Looking at examples of this testing style, it seemed like it would be possible to quickly grasp - at a high level - what the tests were. But my experience - in practice - is that this framework still gets very cluttered quite quickly, so that this high-level overview is not really possible.
I still think this approach is great - but I'd probably reserve it for lower-level components, rather than for system testing.
UPDATE: One nice feature of Table-driven Tests is that they are very easily extended. For instance, it can be trivially simple to add a new edge case (such as the empty string - "" - for example) with a few new lines of code (it may not always be this simple, but it's easy to think of these types of examples where extending a table-driven test for a new edge case is far easier than having to write an entirely new test). More tests is almost always better than less, so being able to add edge cases in a very simple way seems like a good approach to encourage more and better testing.
- Investigate applications of Patricia tries
- Refactor tests to avoid some of the duplicated code
- Add code and tests to allow for entries such as "slow", "slower", "slowly"
- Find out the idiom for stacking Insert and Find tests (avoiding mocks)
- Investigate whether byte-based and rune-based options are viable
- Find more examples of tries in use - specifically Rune-based CJKV (Chinese, Japanese, Korean, Vietnamese)
- Add example of Chinese Rune-based trie
- Find out whether the usual practice is to sort trie entries (the Wikipedia example is sorted)
- Tests and code for 'retrieve all entries' functionality
- Upgrade to latest release of Golang (1.14 as of the time of writing)
- Upgrade
release
badge to confomr to new Shields.io standards
This follows on from work four of us did as a group in a couple of hours at the local Golang Meetup.
In particular, Dan coded up the original Table-driven Tests, which proved very instructive.
Blake coded up the original ASCII art, which has been fun to elaborate on.
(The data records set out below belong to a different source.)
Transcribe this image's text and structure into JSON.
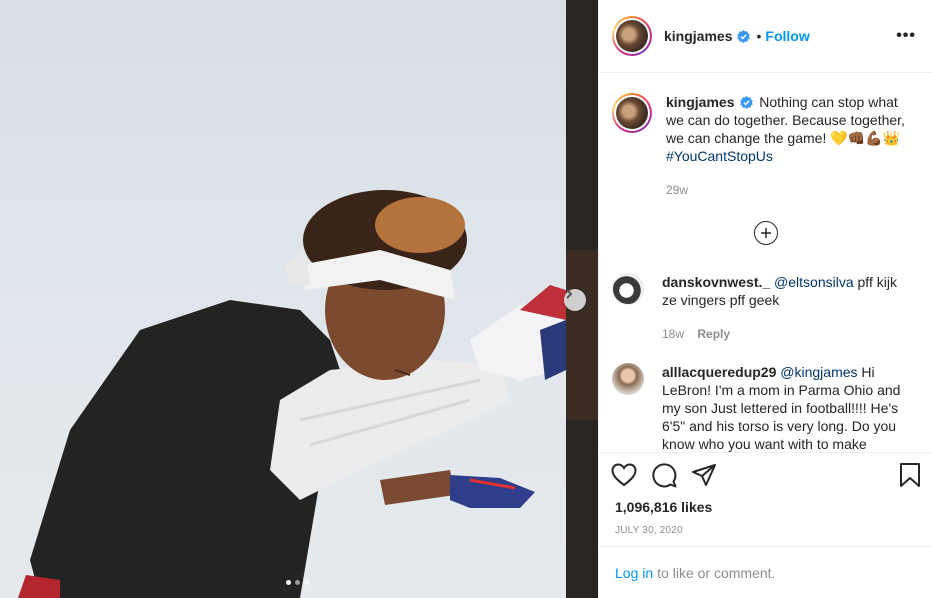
{
  "post": {
    "username": "kingjames",
    "separator": "•",
    "follow_label": "Follow",
    "more_label": "•••"
  },
  "caption": {
    "username": "kingjames",
    "text": "Nothing can stop what we can do together. Because together, we can change the game! 💛👊🏾💪🏾👑",
    "hashtag": "#YouCantStopUs",
    "time": "29w"
  },
  "comments": [
    {
      "username": "danskovnwest._",
      "mention": "@eltsonsilva",
      "text": "pff kijk ze vingers pff geek",
      "time": "18w",
      "reply_label": "Reply"
    },
    {
      "username": "alllacqueredup29",
      "mention": "@kingjames",
      "text": "Hi LeBron! I'm a mom in Parma Ohio and my son Just lettered in football!!!! He's 6'5\" and his torso is very long. Do you know who you want with to make"
    }
  ],
  "likes": "1,096,816 likes",
  "date": "JULY 30, 2020",
  "login": {
    "link": "Log in",
    "text": "to like or comment."
  },
  "carousel": {
    "slide_count": 3,
    "active_index": 0
  },
  "colors": {
    "accent": "#0095f6",
    "verified": "#3897f0",
    "muted": "#8e8e8e"
  }
}
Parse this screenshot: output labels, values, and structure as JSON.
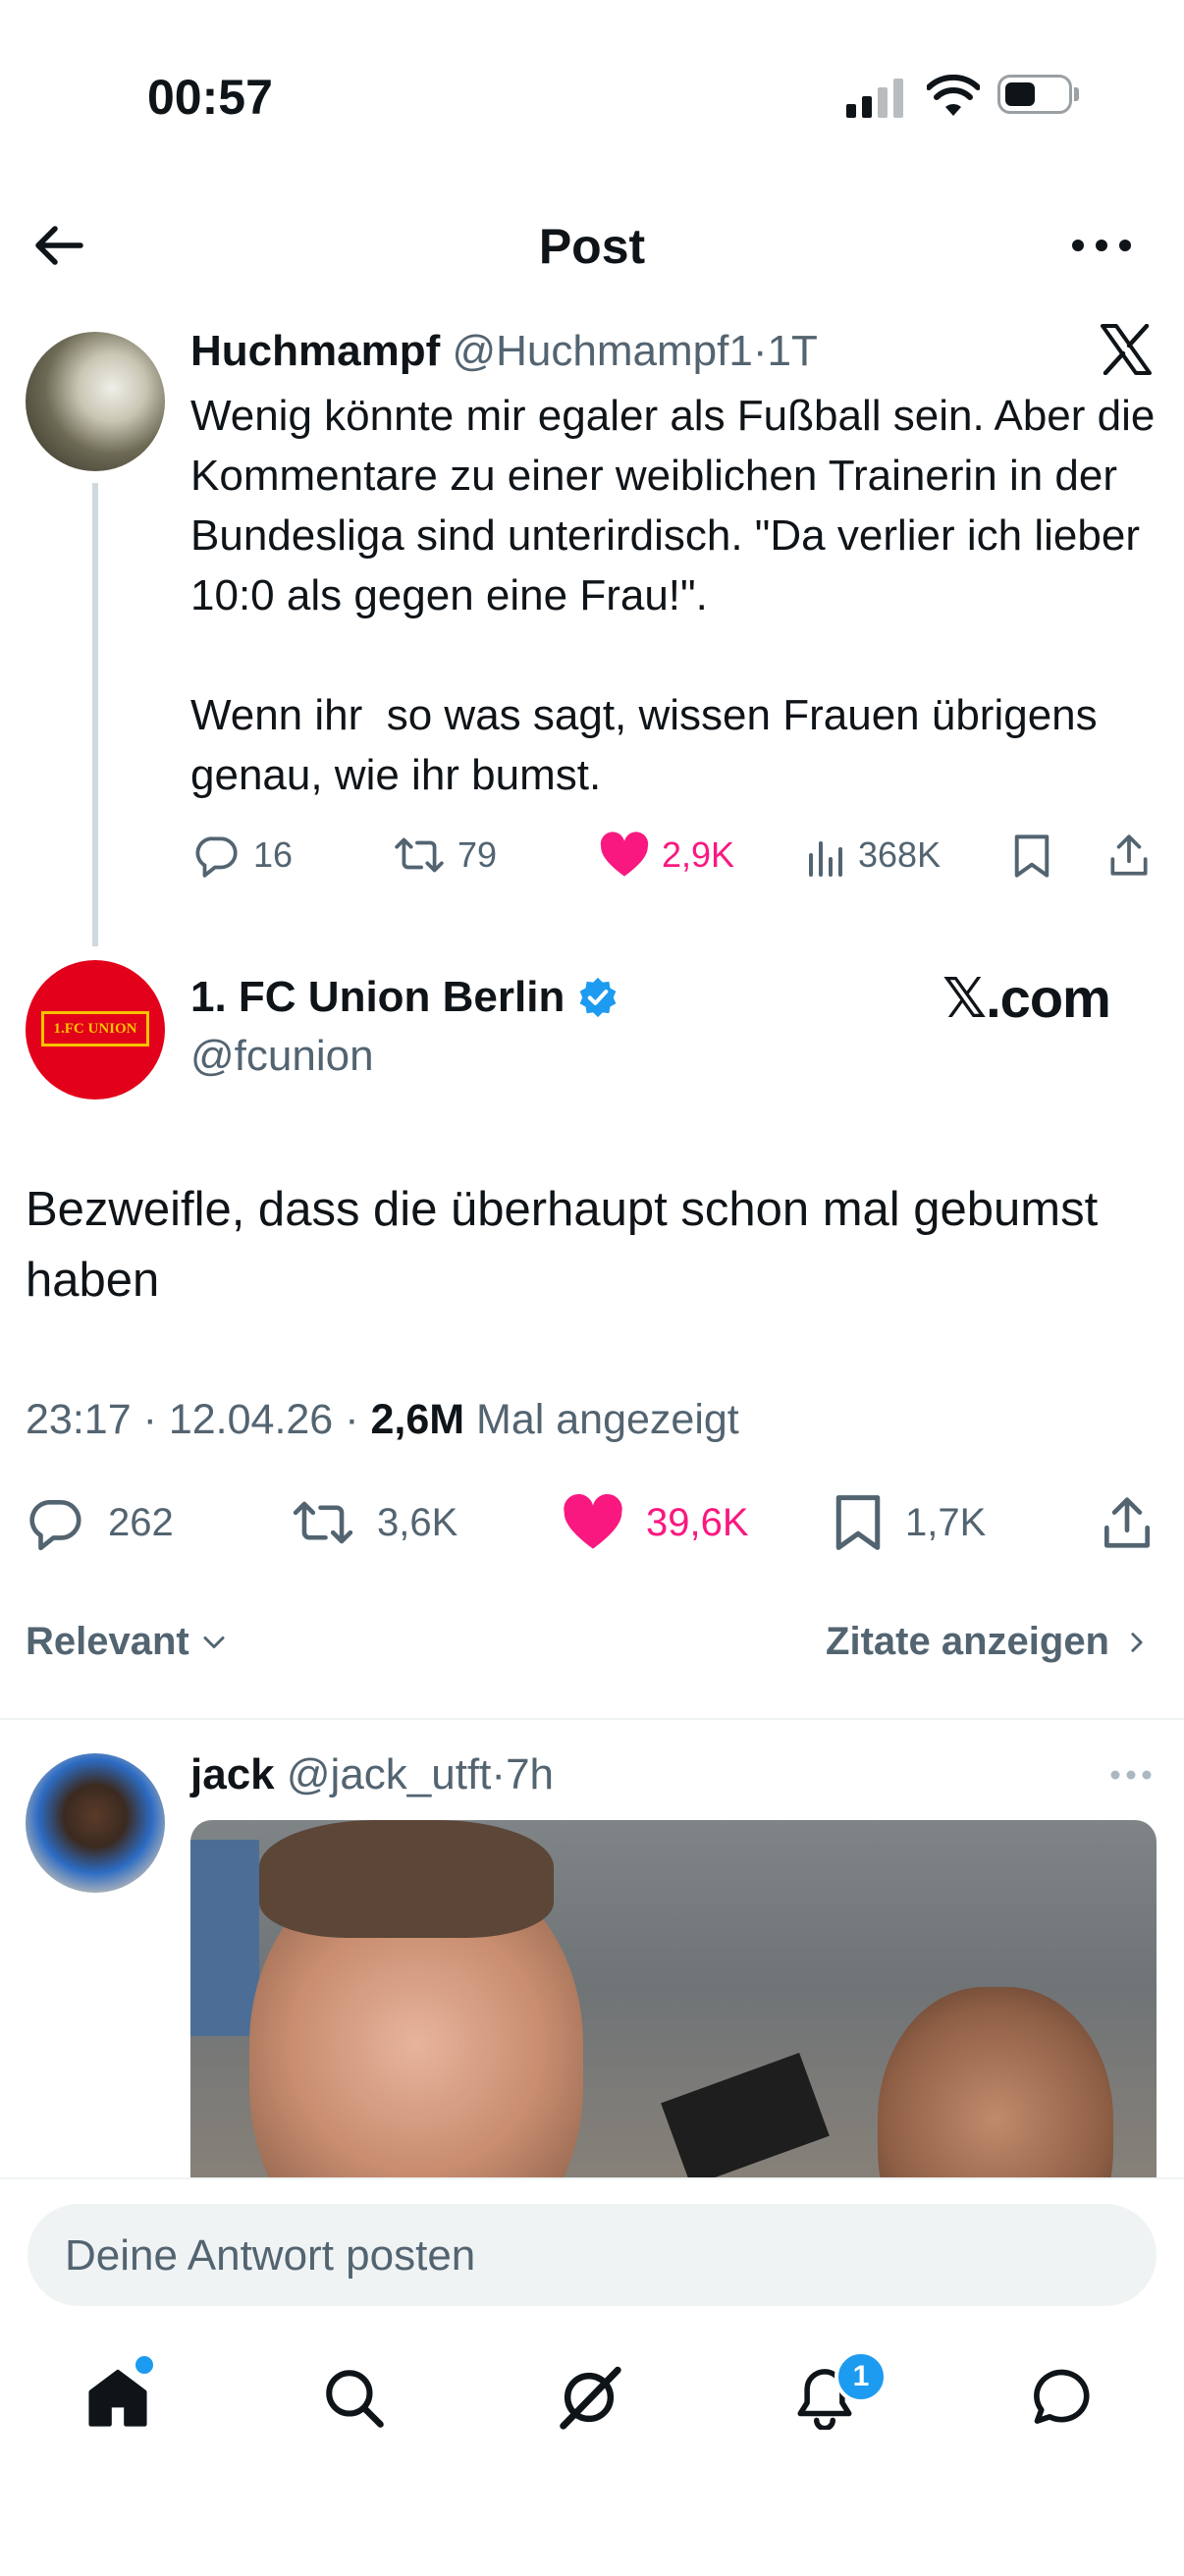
{
  "status_bar": {
    "time": "00:57"
  },
  "header": {
    "title": "Post"
  },
  "quoted_tweet": {
    "name": "Huchmampf",
    "handle": "@Huchmampf1",
    "dot": "·",
    "age": "1T",
    "text": "Wenig könnte mir egaler als Fußball sein. Aber die Kommentare zu einer weiblichen Trainerin in der Bundesliga sind unterirdisch. \"Da verlier ich lieber 10:0 als gegen eine Frau!\".\n\nWenn ihr  so was sagt, wissen Frauen übrigens genau, wie ihr bumst.",
    "replies": "16",
    "reposts": "79",
    "likes": "2,9K",
    "views": "368K"
  },
  "main_tweet": {
    "name": "1. FC Union Berlin",
    "handle": "@fcunion",
    "watermark": "𝕏.com",
    "avatar_text": "1.FC UNION",
    "text": "Bezweifle, dass die überhaupt schon mal gebumst haben",
    "time": "23:17",
    "date": "12.04.26",
    "views": "2,6M",
    "views_label": "Mal angezeigt",
    "sep": "·",
    "replies": "262",
    "reposts": "3,6K",
    "likes": "39,6K",
    "bookmarks": "1,7K"
  },
  "filters": {
    "sort": "Relevant",
    "quotes": "Zitate anzeigen"
  },
  "reply": {
    "name": "jack",
    "handle": "@jack_utft",
    "dot": "·",
    "age": "7h"
  },
  "compose": {
    "placeholder": "Deine Antwort posten"
  },
  "tabbar": {
    "notifications_badge": "1"
  },
  "colors": {
    "like": "#f91880",
    "verified": "#1d9bf0",
    "union_red": "#e2001a",
    "text": "#0f1419",
    "muted": "#536471"
  }
}
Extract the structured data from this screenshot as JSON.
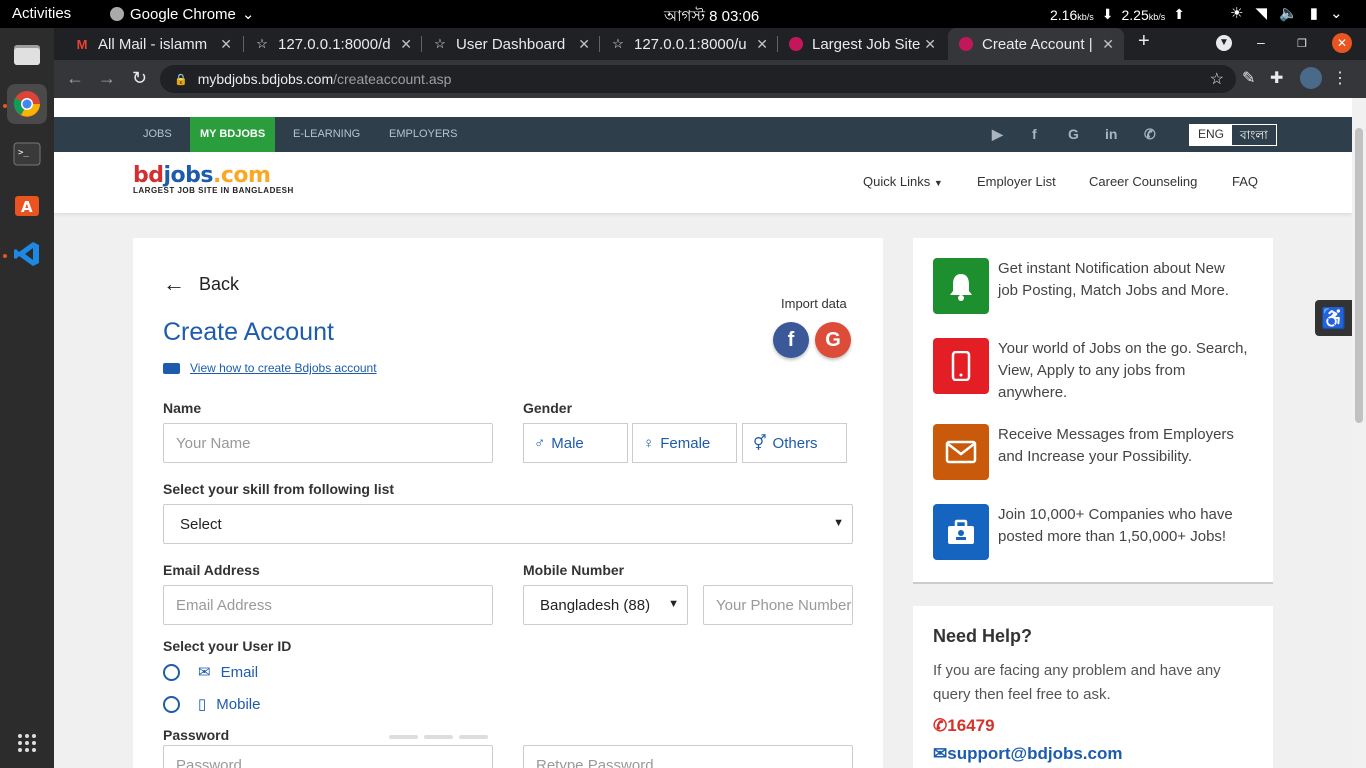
{
  "os": {
    "activities": "Activities",
    "app_name": "Google Chrome",
    "clock": "আগস্ট 8  03:06",
    "net_down": "2.16",
    "net_up": "2.25",
    "net_unit": "kb/s"
  },
  "browser": {
    "tabs": [
      {
        "title": "All Mail - islamm",
        "icon": "gmail-icon"
      },
      {
        "title": "127.0.0.1:8000/d",
        "icon": "star-icon"
      },
      {
        "title": "User Dashboard",
        "icon": "star-icon"
      },
      {
        "title": "127.0.0.1:8000/u",
        "icon": "star-icon"
      },
      {
        "title": "Largest Job Site",
        "icon": "bdjobs-icon"
      },
      {
        "title": "Create Account |",
        "icon": "bdjobs-icon"
      }
    ],
    "url_host": "mybdjobs.bdjobs.com",
    "url_path": "/createaccount.asp"
  },
  "site": {
    "nav": [
      "JOBS",
      "MY BDJOBS",
      "E-LEARNING",
      "EMPLOYERS"
    ],
    "lang_en": "ENG",
    "lang_bn": "বাংলা",
    "logo_text": "bdjobs.com",
    "logo_tagline": "LARGEST JOB SITE IN BANGLADESH",
    "header_links": [
      "Quick Links",
      "Employer List",
      "Career Counseling",
      "FAQ"
    ],
    "brand_colors": {
      "primary": "#1d5cad",
      "green": "#2a9d3c",
      "navbar": "#2e3e4a"
    }
  },
  "form": {
    "back": "Back",
    "import_label": "Import data",
    "title": "Create Account",
    "video_link": "View how to create Bdjobs account",
    "name_label": "Name",
    "name_placeholder": "Your Name",
    "gender_label": "Gender",
    "gender_options": [
      "Male",
      "Female",
      "Others"
    ],
    "skill_label": "Select your skill from following list",
    "skill_value": "Select",
    "email_label": "Email Address",
    "email_placeholder": "Email Address",
    "mobile_label": "Mobile Number",
    "country_value": "Bangladesh (88)",
    "phone_placeholder": "Your Phone Number",
    "userid_label": "Select your User ID",
    "userid_options": [
      "Email",
      "Mobile"
    ],
    "password_label": "Password",
    "password_placeholder": "Password",
    "retype_placeholder": "Retype Password"
  },
  "sidebar": {
    "features": [
      {
        "text": "Get instant Notification about New job Posting, Match Jobs and More.",
        "icon": "bell-icon",
        "color": "#1e8f2f"
      },
      {
        "text": "Your world of Jobs on the go. Search, View, Apply to any jobs from anywhere.",
        "icon": "mobile-icon",
        "color": "#e31e24"
      },
      {
        "text": "Receive Messages from Employers and Increase your Possibility.",
        "icon": "envelope-icon",
        "color": "#c95a0c"
      },
      {
        "text": "Join 10,000+ Companies who have posted more than 1,50,000+ Jobs!",
        "icon": "briefcase-icon",
        "color": "#1565c0"
      }
    ],
    "help_title": "Need Help?",
    "help_text": "If you are facing any problem and have any query then feel free to ask.",
    "help_phone": "16479",
    "help_email": "support@bdjobs.com"
  }
}
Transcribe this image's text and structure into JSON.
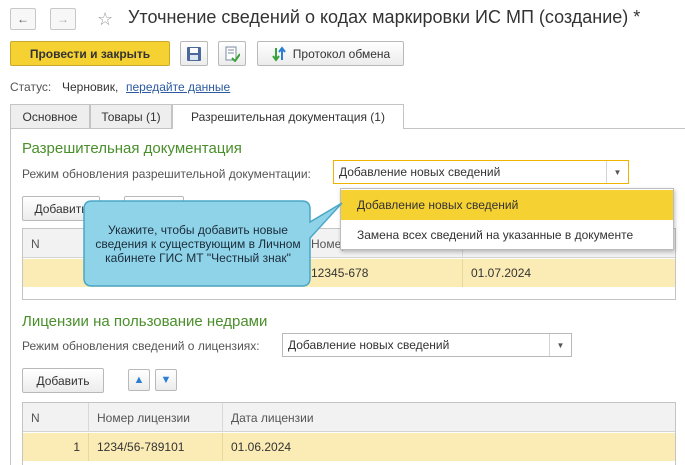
{
  "header": {
    "title": "Уточнение сведений о кодах маркировки ИС МП (создание) *",
    "back_icon": "arrow-left-icon",
    "forward_icon": "arrow-right-icon",
    "favorite_icon": "star-icon"
  },
  "toolbar": {
    "post_and_close": "Провести и закрыть",
    "save_icon": "floppy-disk-icon",
    "post_icon": "post-document-icon",
    "exchange_log": "Протокол обмена"
  },
  "status": {
    "label": "Статус:",
    "value": "Черновик,",
    "link": "передайте данные"
  },
  "tabs": [
    {
      "label": "Основное"
    },
    {
      "label": "Товары (1)"
    },
    {
      "label": "Разрешительная документация",
      "active": true
    },
    {
      "label": "(1)"
    }
  ],
  "permits": {
    "section_title": "Разрешительная документация",
    "mode_label": "Режим обновления разрешительной документации:",
    "mode_value": "Добавление новых сведений",
    "add_button": "Добавить",
    "table": {
      "headers": [
        "N",
        "Номер",
        ""
      ],
      "rows": [
        {
          "n": "",
          "number": "12345-678",
          "date": "01.07.2024"
        }
      ]
    },
    "dropdown_options": [
      "Добавление новых сведений",
      "Замена всех сведений на указанные в документе"
    ]
  },
  "licenses": {
    "section_title": "Лицензии на пользование недрами",
    "mode_label": "Режим обновления сведений о лицензиях:",
    "mode_value": "Добавление новых сведений",
    "add_button": "Добавить",
    "table": {
      "headers": [
        "N",
        "Номер лицензии",
        "Дата лицензии"
      ],
      "rows": [
        {
          "n": "1",
          "number": "1234/56-789101",
          "date": "01.06.2024"
        }
      ]
    }
  },
  "callout": {
    "text": "Укажите, чтобы добавить новые сведения к существующим в Личном кабинете ГИС МТ \"Честный знак\""
  },
  "colors": {
    "primary_button": "#f6d132",
    "section_title": "#4a8f2b",
    "selected_row": "#fbecb5",
    "callout_fill": "#8fd3e8",
    "link": "#2b5aa0"
  }
}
My original fork of this project may be seen here:
https://github.com/mramshaw/golangvan/tree/master/radix-trie
As I have departed heavily from the original framework (both design and implementation) I created this repo.
In particular, I have followed a Rune-based approach, rather than a Byte-based approach. I have opted for lazy structures, which are cheaper in terms of memory requirements but possibly costly in performance terms. Also, the original goal was to be as efficient as possible, whereas I am not greatly concerned with efficiency here. My goal is an MVP (minimum viable product; meaning a proof-of-concept, demo or spike) for learning purposes.